The rumors are true: SSD speeds can slow down over time. Luckily, there are processes available that can help prevent this from happening and maintain the speedy nature of SSDs.

Just as taking out the trash is considered maintenance within your home, garbage collection is also a type of SSD maintenance. In spite of its name, however, garbage collection has nothing to do with removing files that are no longer needed. Instead, SSD garbage collection is an automated process that is designed to improve performance.

You may have heard rumors that SSDs are initially very fast but that they get slower over time, especially as the drive begins to fill up. This is exactly the thing that SSD garbage collection is designed to prevent. With proper maintenance, the speed of an SSD can be preserved.

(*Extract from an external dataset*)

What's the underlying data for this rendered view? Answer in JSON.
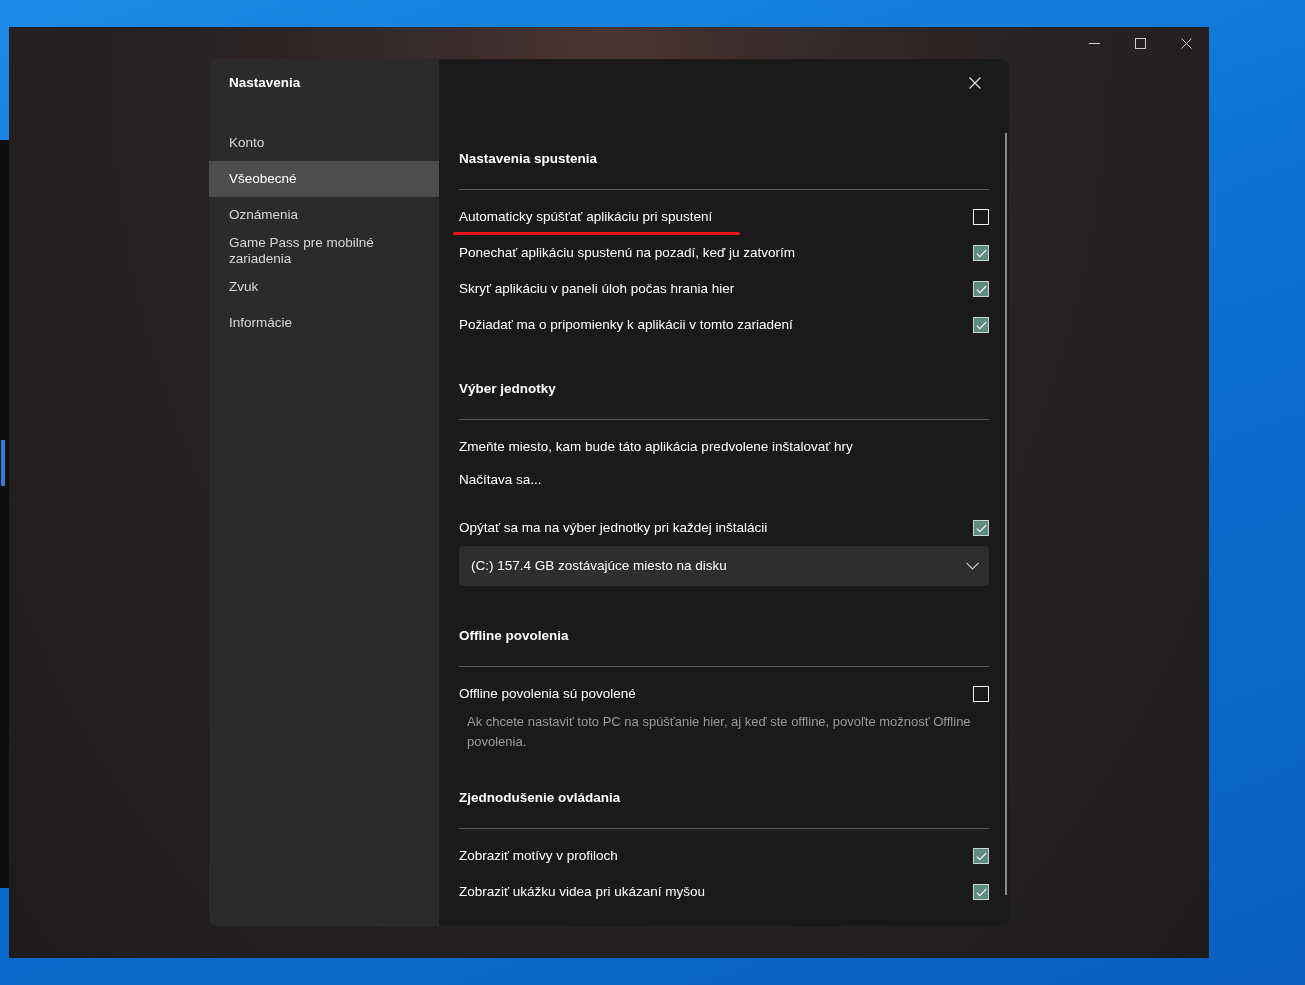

In order to understand why SSDs get slower over time, it's important to know how file systems work. Every file system has its own way of doing things, but generally speaking, when you delete a file, that file is not really gone. The OS does not typically erase the storage blocks that were previously consumed by the file. Instead, the OS simply marks the blocks as being available. The reason why "undelete utilities," such as recovery software, are able to recover files that have been erased is because the file's storage blocks still exist on the disk.

In the past, this method of deleting a file wasn't an issue. The OS would simply mark the blocks as being available, and the hard disk could write new data over the top of the old data. SSDs can't do that. For SSD maintenance, storage blocks have to be erased before they can be overwritten. It is this requirement for erasing previously used blocks that causes SSDs to become slower over time. The SSD garbage collection process erases blocks, making them available for use.

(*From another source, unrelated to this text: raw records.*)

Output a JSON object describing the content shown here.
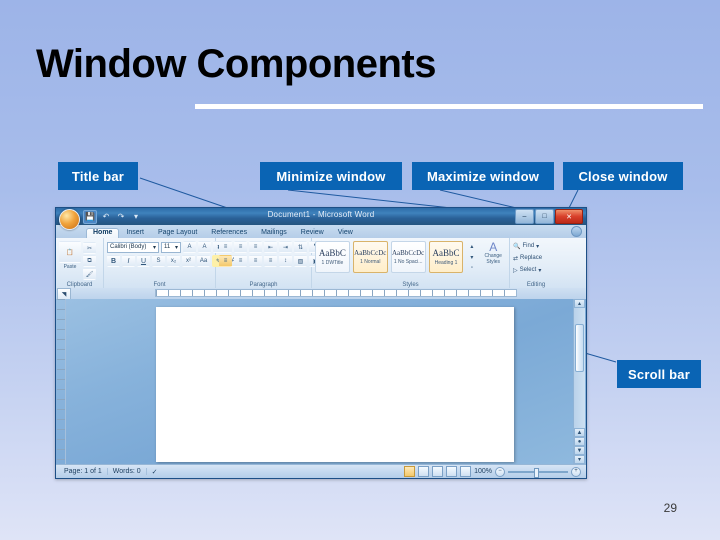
{
  "slide": {
    "title": "Window Components",
    "page_number": "29",
    "accent_color": "#0a64b4",
    "background_top": "#9db4e8",
    "background_bottom": "#dfe4f7"
  },
  "callouts": [
    {
      "id": "title-bar",
      "label": "Title bar"
    },
    {
      "id": "minimize-window",
      "label": "Minimize window"
    },
    {
      "id": "maximize-window",
      "label": "Maximize window"
    },
    {
      "id": "close-window",
      "label": "Close window"
    },
    {
      "id": "scroll-bar",
      "label": "Scroll bar"
    }
  ],
  "word_window": {
    "title": "Document1 - Microsoft Word",
    "controls": {
      "minimize": "–",
      "maximize": "□",
      "close": "✕"
    },
    "quick_access": [
      "save-icon",
      "undo-icon",
      "redo-icon",
      "customize-qat-icon"
    ],
    "tabs": [
      {
        "label": "Home",
        "active": true
      },
      {
        "label": "Insert",
        "active": false
      },
      {
        "label": "Page Layout",
        "active": false
      },
      {
        "label": "References",
        "active": false
      },
      {
        "label": "Mailings",
        "active": false
      },
      {
        "label": "Review",
        "active": false
      },
      {
        "label": "View",
        "active": false
      }
    ],
    "groups": [
      {
        "name": "Clipboard",
        "paste_label": "Paste"
      },
      {
        "name": "Font"
      },
      {
        "name": "Paragraph"
      },
      {
        "name": "Styles"
      },
      {
        "name": "Editing"
      }
    ],
    "font_group": {
      "font_name": "Calibri (Body)",
      "font_size": "11",
      "bold": "B",
      "italic": "I",
      "underline": "U",
      "grow_font": "A",
      "shrink_font": "A"
    },
    "styles": [
      {
        "sample": "AaBbC",
        "name": "1 DWTitle",
        "selected": false
      },
      {
        "sample": "AaBbCcDc",
        "name": "1 Normal",
        "selected": true
      },
      {
        "sample": "AaBbCcDc",
        "name": "1 No Spaci...",
        "selected": false
      },
      {
        "sample": "AaBbC",
        "name": "Heading 1",
        "selected": true
      }
    ],
    "change_styles_label": "Change Styles",
    "editing": [
      {
        "label": "Find",
        "icon": "binoculars-icon"
      },
      {
        "label": "Replace",
        "icon": "replace-icon"
      },
      {
        "label": "Select",
        "icon": "select-icon"
      }
    ],
    "status_bar": {
      "page": "Page: 1 of 1",
      "words": "Words: 0",
      "proofing": "proofing-icon",
      "zoom": "100%"
    }
  }
}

There is one more detail to note about SSD garbage collection, however. Blocks are subdivided into pages. SSDs can write data to a specific page within a block, but erase operations can only be performed at the block level. Therefore, the garbage collection process locates partially used blocks and then relocates the pages from that block to a new location so that the entire block can be erased and made available for use. The goal behind this process is to try to optimize performance by having blocks be either completely empty (and then erasing the block) or completely full.